Na entrevista em causa à agência Lusa, a presidente da Obra Católica Portuguesa de Migrações (OCPM) acusou o Chega de racismo e xenofobia e criticou o discurso do partido relativamente aos emigrantes — em causa estão as propostas do Chega sobre imigração, um debate que levou a uma reprimenda feita pelo presidente da Assembleia da República, Santos Silva, e à saída dos deputados do hemiciclo.

“É muito grave e ainda bem que temos também políticos atentos e que fazem frente, em sede própria, porque há aí uma narrativa que procura um bode expiatório e revela alguma ignorância ou procura fazer generalizações de uma ou outra história que conheceu”, disse Eugénia Quaresma, referindo-se à atitude de Santos Silva.
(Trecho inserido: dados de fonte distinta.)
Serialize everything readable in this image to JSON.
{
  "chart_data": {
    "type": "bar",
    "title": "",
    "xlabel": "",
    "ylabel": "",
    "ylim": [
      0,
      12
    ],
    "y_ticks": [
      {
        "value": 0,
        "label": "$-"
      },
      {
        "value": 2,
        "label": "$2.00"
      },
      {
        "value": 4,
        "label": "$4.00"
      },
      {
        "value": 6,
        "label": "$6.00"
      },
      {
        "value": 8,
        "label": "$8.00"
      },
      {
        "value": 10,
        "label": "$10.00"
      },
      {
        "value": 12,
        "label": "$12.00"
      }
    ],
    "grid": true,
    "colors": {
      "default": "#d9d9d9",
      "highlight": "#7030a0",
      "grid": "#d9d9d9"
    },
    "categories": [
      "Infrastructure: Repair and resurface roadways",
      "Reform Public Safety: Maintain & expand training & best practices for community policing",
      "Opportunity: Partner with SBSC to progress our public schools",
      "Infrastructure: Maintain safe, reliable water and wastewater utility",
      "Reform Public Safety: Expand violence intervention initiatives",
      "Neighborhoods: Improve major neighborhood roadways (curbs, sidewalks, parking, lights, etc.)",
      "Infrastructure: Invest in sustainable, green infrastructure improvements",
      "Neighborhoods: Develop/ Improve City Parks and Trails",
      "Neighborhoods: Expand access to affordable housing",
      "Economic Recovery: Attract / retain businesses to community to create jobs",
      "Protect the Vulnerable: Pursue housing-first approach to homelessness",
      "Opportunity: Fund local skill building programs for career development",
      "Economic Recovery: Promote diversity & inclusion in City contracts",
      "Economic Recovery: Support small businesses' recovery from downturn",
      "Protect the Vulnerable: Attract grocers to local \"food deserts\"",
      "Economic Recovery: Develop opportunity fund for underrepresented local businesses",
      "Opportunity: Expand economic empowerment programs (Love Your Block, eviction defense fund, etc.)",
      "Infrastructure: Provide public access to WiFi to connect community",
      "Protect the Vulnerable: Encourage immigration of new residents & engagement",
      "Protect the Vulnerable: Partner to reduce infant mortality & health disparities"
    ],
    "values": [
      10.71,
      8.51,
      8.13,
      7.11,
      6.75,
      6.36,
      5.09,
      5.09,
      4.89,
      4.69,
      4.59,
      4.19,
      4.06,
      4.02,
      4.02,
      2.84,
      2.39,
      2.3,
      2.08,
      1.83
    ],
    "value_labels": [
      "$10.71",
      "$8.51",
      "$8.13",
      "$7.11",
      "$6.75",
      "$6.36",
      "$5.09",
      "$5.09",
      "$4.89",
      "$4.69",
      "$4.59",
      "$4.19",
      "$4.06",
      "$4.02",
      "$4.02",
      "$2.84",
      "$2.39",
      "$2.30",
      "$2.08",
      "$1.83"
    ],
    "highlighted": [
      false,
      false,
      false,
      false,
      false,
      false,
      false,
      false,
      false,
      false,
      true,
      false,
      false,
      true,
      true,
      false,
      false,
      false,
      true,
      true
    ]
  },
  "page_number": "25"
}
A responsável esclareceu que “a grande maioria das pessoas” que vem estudar ou trabalhar para Portugal não quer “viver às custas”, mas desenvolver o seu potencial e da sua família, e algumas delas “esperam e sonham também desenvolver o potencial do país de origem”.

Questionada se este tipo de discurso está a agravar-se na política, a responsável da OCPM explicou, referindo-se ao partido Chega, que “agora tem palco, tem lugar na Assembleia [da República] e, pelo número de deputados que tem, portanto, tem uma maior expressão“. “Agora, acredito que a grande maioria da população portuguesa pode contribuir para o inverso, para mostrar como é importante construirmos uma sociedade com os migrantes e com os refugiados e não contra os migrantes e os refugiados, sem esquecer os autóctones, sem esquecer os nossos emigrantes”, adiantou.

A diretora da OCPM admitiu ainda estar “surpreendida com o crescimento” deste discurso, mas frisou que só ganhou palco porque dá voz à insatisfação “de coisas que não estão concretizadas”, daí a importância, a nível político, de se promover “o desenvolvimento do país, sem deixar ninguém para trás”. “Se nós tivermos a consciência que as migrações fazem parte da História da humanidade e se soubermos aproveitar a riqueza, todo o potencial que trazem, seja espiritual, seja cultural, e aproveitarmos isto para construirmos um mundo novo e mais justo, saímos todos a ganhar”, acrescentou Eugénia Quaresma.